Rabiatul, 41, told MalaysiaNow she could make up to RM400 a night selling drinks and fruit to families who come with their children.

She only does this on weekends and public holidays but even so, it is enough to feed and clothe herself and her two children.

“After the movement control order, I lost my job,” she said. “I couldn’t find any work. Even finding enough food was difficult.

“Now, I make enough to give my children pocket money to spend in school.”

A woman cradles a sleeping child as she scrolls through her phone at a drinks stall at Dataran Merdeka.

Izzat, who came to Kuala Lumpur in 2018 from his home town in Pahang, also lost his job when the pandemic hit.

He used to work as an assistant engineer, earning RM3,000 each month.

After losing his job, he used his savings and the money he withdrew from his EPF account to buy 15 scooters which he now rents out at the square.

“I charge RM25 for half an hour,” he said. “It depends on what type of scooter it is.”

These days, he can make as much as RM6,000 a month.

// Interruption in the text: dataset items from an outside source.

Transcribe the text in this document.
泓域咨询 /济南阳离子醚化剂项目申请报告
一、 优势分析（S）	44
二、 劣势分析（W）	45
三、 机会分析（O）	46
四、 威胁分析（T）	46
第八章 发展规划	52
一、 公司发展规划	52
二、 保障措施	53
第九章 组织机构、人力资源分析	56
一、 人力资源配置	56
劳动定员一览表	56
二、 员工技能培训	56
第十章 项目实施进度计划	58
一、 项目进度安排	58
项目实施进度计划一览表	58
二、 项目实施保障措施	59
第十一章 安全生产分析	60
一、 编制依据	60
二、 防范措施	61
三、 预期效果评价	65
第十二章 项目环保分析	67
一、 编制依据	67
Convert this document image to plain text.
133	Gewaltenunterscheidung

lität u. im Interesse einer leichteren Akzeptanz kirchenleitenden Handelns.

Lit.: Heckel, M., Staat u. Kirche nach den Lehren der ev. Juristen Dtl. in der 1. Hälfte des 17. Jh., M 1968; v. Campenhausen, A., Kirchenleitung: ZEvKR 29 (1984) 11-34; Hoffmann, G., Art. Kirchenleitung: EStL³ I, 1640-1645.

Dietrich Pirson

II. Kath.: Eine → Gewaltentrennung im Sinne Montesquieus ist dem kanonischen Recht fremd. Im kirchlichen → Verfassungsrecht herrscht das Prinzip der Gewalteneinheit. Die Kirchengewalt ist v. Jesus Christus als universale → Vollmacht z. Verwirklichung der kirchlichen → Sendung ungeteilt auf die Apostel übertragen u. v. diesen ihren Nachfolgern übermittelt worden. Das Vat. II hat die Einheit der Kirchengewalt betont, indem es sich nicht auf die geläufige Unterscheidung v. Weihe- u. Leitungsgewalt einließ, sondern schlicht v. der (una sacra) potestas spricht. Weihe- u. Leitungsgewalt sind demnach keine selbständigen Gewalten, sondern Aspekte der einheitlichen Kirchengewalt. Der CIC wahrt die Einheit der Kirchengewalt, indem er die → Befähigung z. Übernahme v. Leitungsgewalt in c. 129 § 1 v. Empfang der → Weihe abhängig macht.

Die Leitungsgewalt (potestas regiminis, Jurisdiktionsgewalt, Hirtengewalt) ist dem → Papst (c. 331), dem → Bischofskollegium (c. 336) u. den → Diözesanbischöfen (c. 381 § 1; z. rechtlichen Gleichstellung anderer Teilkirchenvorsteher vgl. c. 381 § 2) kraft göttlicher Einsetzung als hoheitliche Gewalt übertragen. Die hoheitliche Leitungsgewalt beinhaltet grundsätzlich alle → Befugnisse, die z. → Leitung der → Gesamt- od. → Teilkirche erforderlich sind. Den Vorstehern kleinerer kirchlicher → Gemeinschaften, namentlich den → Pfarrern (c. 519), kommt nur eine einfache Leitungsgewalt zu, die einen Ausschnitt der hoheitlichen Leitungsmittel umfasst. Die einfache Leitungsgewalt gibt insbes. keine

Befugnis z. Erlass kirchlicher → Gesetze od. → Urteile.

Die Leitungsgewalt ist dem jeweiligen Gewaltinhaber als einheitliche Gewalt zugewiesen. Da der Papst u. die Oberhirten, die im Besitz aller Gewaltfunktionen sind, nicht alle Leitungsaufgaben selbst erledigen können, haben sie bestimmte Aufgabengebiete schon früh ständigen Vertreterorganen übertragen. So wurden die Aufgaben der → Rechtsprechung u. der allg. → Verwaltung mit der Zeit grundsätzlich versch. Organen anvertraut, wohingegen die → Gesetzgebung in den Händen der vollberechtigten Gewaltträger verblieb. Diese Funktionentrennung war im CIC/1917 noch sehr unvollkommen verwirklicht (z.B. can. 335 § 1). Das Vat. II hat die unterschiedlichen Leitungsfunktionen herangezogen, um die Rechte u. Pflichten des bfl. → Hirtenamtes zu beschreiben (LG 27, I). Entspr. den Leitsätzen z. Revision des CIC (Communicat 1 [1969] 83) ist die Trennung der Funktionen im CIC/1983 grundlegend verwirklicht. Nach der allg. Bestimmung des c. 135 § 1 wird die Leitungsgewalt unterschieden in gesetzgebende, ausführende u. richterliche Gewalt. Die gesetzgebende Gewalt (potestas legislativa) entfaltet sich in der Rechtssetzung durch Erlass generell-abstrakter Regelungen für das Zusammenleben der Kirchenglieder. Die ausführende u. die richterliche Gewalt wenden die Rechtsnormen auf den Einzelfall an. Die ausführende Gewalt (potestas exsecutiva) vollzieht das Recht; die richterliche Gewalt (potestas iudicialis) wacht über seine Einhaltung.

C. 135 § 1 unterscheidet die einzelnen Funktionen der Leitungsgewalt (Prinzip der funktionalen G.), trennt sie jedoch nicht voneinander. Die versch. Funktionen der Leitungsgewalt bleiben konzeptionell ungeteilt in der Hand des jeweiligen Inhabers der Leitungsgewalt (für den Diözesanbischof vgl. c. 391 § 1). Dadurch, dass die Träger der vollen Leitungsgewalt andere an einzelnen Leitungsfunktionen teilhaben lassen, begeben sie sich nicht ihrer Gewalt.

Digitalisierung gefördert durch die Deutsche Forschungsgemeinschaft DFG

“I keep the money for the future,” he said. “I only use what I earn to pay the electricity bill which is quite high because I charge all of these vehicles at home.”

As the night drew to a close, Jeevan and Tamil’s sons played on, oblivious to the late hour.

When asked if they were tired or sleepy, they immediately said no. When asked what they would do after they went home, Jeevan’s son said he would rest the next day as he needed to help his mother at home.

Tamil’s son, meanwhile, said with the honesty of a child: “I want to eat McDonald’s.”